A growing number of Hizballah operatives are settling in the North Rhine-Westphalia region, the report says. The region hosts the Imam-Mahdi Center – a traditional hub for Hizballah operatives. The report also cites a growing and open Hamas presence in North Rhine-Westphalia, despite Germany's terrorist designation of the Palestinian organization, where Hamas supporters exploit Germany to "collect funds" and "recruit new members to spread their propaganda."
There are roughly 950 Hizballah members throughout Germany, according to a 2014 Berlin intelligence report summarized by the Jerusalem Post. Though the number of Hizballah supporters is believed to be far higher in Germany than listed in the report.
Radical Islamists are "the greatest danger to Germany...Germany is on the spectrum of goals for Islamic terrorists," said Hans-Georg Maassen, president of Germany's domestic intelligence agency – the Federal Office for the Protection of the Constitution (BfV).

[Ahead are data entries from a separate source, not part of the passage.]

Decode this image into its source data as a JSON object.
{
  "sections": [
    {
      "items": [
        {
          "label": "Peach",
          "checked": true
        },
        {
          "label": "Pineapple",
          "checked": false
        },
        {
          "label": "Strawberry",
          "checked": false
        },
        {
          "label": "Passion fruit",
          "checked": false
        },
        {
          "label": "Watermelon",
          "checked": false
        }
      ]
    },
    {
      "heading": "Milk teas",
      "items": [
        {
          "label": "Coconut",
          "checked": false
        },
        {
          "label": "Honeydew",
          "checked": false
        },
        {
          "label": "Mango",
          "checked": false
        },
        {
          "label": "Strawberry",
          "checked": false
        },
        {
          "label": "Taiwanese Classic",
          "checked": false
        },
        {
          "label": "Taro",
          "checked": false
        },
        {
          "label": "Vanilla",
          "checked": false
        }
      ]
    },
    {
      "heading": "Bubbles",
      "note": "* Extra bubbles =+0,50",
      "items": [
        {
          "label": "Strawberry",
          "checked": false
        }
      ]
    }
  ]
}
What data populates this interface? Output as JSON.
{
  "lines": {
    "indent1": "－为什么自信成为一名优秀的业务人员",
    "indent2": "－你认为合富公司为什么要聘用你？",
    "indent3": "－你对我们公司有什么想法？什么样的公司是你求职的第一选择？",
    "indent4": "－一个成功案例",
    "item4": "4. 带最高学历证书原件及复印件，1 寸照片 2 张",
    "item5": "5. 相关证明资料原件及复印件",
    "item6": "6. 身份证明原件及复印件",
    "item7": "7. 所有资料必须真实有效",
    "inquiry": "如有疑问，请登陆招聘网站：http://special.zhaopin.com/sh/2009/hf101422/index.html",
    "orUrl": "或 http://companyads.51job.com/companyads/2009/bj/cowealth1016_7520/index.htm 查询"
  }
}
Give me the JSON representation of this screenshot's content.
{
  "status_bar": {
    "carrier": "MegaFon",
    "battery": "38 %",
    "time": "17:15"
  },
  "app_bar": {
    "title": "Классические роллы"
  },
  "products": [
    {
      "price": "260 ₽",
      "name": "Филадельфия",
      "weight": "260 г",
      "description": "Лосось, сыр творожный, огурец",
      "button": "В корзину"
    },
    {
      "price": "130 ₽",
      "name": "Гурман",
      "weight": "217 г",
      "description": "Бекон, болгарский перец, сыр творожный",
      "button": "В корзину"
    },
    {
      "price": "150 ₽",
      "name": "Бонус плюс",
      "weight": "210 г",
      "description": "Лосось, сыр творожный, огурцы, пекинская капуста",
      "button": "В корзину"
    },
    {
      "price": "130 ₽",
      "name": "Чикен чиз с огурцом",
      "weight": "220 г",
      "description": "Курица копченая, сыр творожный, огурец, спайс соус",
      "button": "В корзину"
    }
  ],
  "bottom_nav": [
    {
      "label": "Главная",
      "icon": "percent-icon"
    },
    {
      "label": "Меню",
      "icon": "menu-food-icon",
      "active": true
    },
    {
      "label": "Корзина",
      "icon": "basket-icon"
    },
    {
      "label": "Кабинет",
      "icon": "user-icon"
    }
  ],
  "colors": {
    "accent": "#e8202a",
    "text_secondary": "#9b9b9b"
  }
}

Hizballah operatives serve as senior employees of a German government-funded theater project aimed to assist refugees in the country, a 2016 Berliner Zeitung daily report said.
Germany's interior ministry previously accused Iran of conducting significant espionage activity in the country during the past decade, including plotting attacks on Israeli and Jewish targets.
For example, German prosecutors allege that Haidar Syed-Naqfi was ordered to identify Jewish and Israeli institutions in Germany and other Western European countries for potential terrorist attacks. He allegedly monitored the headquarters of a Jewish newspaper in Berlin and identified several Israel supporters. German authorities believe his preparations were "a clear indication of an assassination attempt."
Between July 2015 and July 2016, Iran's Revolutionary Guards Corps' (IRGC) al-Quds Force paid Syed-Naqi more than $2,200.
While the European Union, including Germany, designated Hizballah's military wing as a terrorist entity, Germany allows Hizballah's political wing to operate freely. The U.S., Canada, and the Netherlands designate Hizballah as a terrorist organization entirely. Even senior Hizballah officials have noted the futility in distinguishing between its political and military wings, acknowledging that Hizballah is a hierarchical organization with a clear chain of command. The organization's terrorist and military wings answer to its senior leadership and political echelons, including Iran – its primary sponsor.